Comparisons between the saga of Collor and the calvary faced by President Dilma Rousseff are frequently heard in the anti-PT news media and the public discourse of the opposition, despite enormous differences between the two cases.
Dilma is not the object of a personal accusation. Despite this, she is the target of a cock-eyed legal brief commissioned by ex-president F.H. Cardoso and published by legal scholar Ives Gandra Martins, which was promptly rejected by a long line of legal experts …
Even so, the gunslingers hired by the Globos, Folhas, Vejas and Estados to keep the Dilma government under heavy crossfire have been sowing the seeds of a theory that, just as in the case of Collor, and despite the lack of evidence against her, the president can indeed be impeached because this is a “political process” which, as in the Collor case, requires no evidence in order to be carried out.
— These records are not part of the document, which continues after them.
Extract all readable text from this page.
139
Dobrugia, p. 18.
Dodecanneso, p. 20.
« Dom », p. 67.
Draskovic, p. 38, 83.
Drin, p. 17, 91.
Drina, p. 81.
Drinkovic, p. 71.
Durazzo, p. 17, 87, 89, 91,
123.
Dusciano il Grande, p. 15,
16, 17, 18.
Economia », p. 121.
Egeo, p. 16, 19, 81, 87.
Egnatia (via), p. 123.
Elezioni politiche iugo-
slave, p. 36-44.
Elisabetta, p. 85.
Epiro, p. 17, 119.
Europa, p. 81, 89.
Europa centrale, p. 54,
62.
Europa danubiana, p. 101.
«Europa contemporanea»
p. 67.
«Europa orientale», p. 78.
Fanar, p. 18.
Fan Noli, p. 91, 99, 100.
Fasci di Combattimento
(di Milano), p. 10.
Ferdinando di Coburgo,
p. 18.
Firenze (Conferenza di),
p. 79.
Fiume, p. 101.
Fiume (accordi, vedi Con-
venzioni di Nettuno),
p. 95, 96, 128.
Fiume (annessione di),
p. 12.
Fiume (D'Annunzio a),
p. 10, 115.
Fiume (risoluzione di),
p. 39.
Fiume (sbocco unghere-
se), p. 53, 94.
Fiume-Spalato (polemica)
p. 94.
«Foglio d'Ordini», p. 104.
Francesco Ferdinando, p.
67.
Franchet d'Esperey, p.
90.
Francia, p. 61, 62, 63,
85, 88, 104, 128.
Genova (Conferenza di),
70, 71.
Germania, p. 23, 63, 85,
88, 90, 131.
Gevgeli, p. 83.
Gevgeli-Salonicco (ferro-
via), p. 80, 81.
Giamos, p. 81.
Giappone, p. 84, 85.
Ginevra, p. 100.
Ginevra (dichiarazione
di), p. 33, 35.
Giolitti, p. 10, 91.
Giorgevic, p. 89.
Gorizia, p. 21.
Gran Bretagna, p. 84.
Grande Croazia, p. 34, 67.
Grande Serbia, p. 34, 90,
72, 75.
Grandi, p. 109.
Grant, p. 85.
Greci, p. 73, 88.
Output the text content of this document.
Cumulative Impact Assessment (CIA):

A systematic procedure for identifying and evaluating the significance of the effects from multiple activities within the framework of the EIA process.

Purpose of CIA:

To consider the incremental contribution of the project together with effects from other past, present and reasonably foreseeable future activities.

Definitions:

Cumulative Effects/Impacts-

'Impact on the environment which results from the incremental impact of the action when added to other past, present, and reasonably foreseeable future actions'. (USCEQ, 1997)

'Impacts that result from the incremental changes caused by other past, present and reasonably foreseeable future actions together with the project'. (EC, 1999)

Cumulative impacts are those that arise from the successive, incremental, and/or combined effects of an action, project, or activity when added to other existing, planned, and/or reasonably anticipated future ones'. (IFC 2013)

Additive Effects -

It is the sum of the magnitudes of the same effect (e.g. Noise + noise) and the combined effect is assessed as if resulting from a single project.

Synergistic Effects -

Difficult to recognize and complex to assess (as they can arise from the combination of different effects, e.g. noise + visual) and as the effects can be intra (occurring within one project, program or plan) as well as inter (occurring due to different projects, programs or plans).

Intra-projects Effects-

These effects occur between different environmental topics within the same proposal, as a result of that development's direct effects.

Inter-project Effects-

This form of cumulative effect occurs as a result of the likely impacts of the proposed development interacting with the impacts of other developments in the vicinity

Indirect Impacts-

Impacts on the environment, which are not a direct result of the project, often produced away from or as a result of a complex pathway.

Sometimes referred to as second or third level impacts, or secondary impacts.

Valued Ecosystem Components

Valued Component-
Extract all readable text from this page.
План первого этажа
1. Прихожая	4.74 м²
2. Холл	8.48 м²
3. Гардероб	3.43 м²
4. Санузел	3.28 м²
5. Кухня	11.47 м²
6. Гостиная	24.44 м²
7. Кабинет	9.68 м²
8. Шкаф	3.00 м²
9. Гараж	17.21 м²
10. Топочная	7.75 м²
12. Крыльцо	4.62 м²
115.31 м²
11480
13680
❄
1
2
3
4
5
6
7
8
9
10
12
The fact is that, although Collor was deposed — or rather, compelled to resign, which he did before the Congress could vote on the bill of impeachment — he was never found guilty of anything in a court of law. There was no evidence against him. An army of lawyers considered the charges without merit. But there was no lack of personal accusations against Collor. It began with his brother and his chauffeur, Eriberto França, who said he used to collect bribes in the name of the president.
[Aside re: PC Farias]
The impeachment proceedings against Collor, however, appealed to an audible social uproar ever since the confiscation of savings, carried out as the door closed behind his disastrous administration.
The great irony in all this is that the measure Minister Zélia Cardoso de Mello adopted to do away with galloping inflation with a “silver bullet” — as it was called at the time — left the left perplexed and the right indignant. It was at this point that Collor had his falling out with the right-wing media.
Returning to the present, what we see are attempts by media hired guns not just to carry out a similar offensive against Dilma, but also, as the reader will soon see, to reproduce an event that represented the shovel full of quicklime that buried Collor for good. That is, the gigantic protest of the “painted faces.”
The recreation of this event, scheduled for the ides of March, however, is in no way comparable with the movement calling for the ouster of Collor. It is being organized by groups calling for a return to military rule — a radical hard-right movement — whereas the “painted faces” were led by the National Union of Students, the CUT [labor federation] and many other leftist groups.
Still, a farce does not require historical accuracy. Here are some ways in which the gun-slingers of the anti-PT media are trying to reproduce the coup de grace delivered to the Collor government.
Last Tuesday, Globo blogger Noblat took advantage of an ingenuous initiative by PT militants on Facebook to call — without approval by the party — for a counter-demonstration to that called for by the coup advocates on March 15, in order to establish a parallel between the anti-Collor march of 1992 and the anti-Dilma demonstration next month.
A November event along the same lines was sparsely attended, as far as I can tell.
Below, Noblat strives to mold Dilma into a present-day Collor.
As you can see, the Globo blogger even admits that the coup-plotting delirium of anti-PT activists is groundless, unlike the concrete reasons that led to Collor’s impeachment, but he “argues” that even without the minimal elements necessary to open a process in a Congress commanded by Eduardo Cunha, 54 million votes can be cast aside, accomplishing the “Paraguayan coup” that I have so often warned about.
This blogger, watching this attempt to delude the public by denouncing the political orientation of a PT that has never existed, has tried to explain the case, searching for information on the supposed counter-demonstration on [the ides of March].
The reply I received from the national vice-president of the PT Alberto Cantalice:
[brief twitter thread]
Cantalice also published a message on the social networks denying any initiative by the PT to promote what he considers a crazy notion …
Cantalice ends by predicting that a counter-demonstration would be undermined with Anonymous tactics — not the black faces that toppled Collor, but that small, obscure but certainly lively anarcho-capitalist underground, streaming selfies of the mayhem in a live feed to the local Globo subsidiary.
Remark: Venezuelan liberal democrats, right, left and center, are very good at this sort of thing. You see truly massive numbers on all sides on the streets simultaneously with a maximum of sloganeering and a minimum of ultraviolence.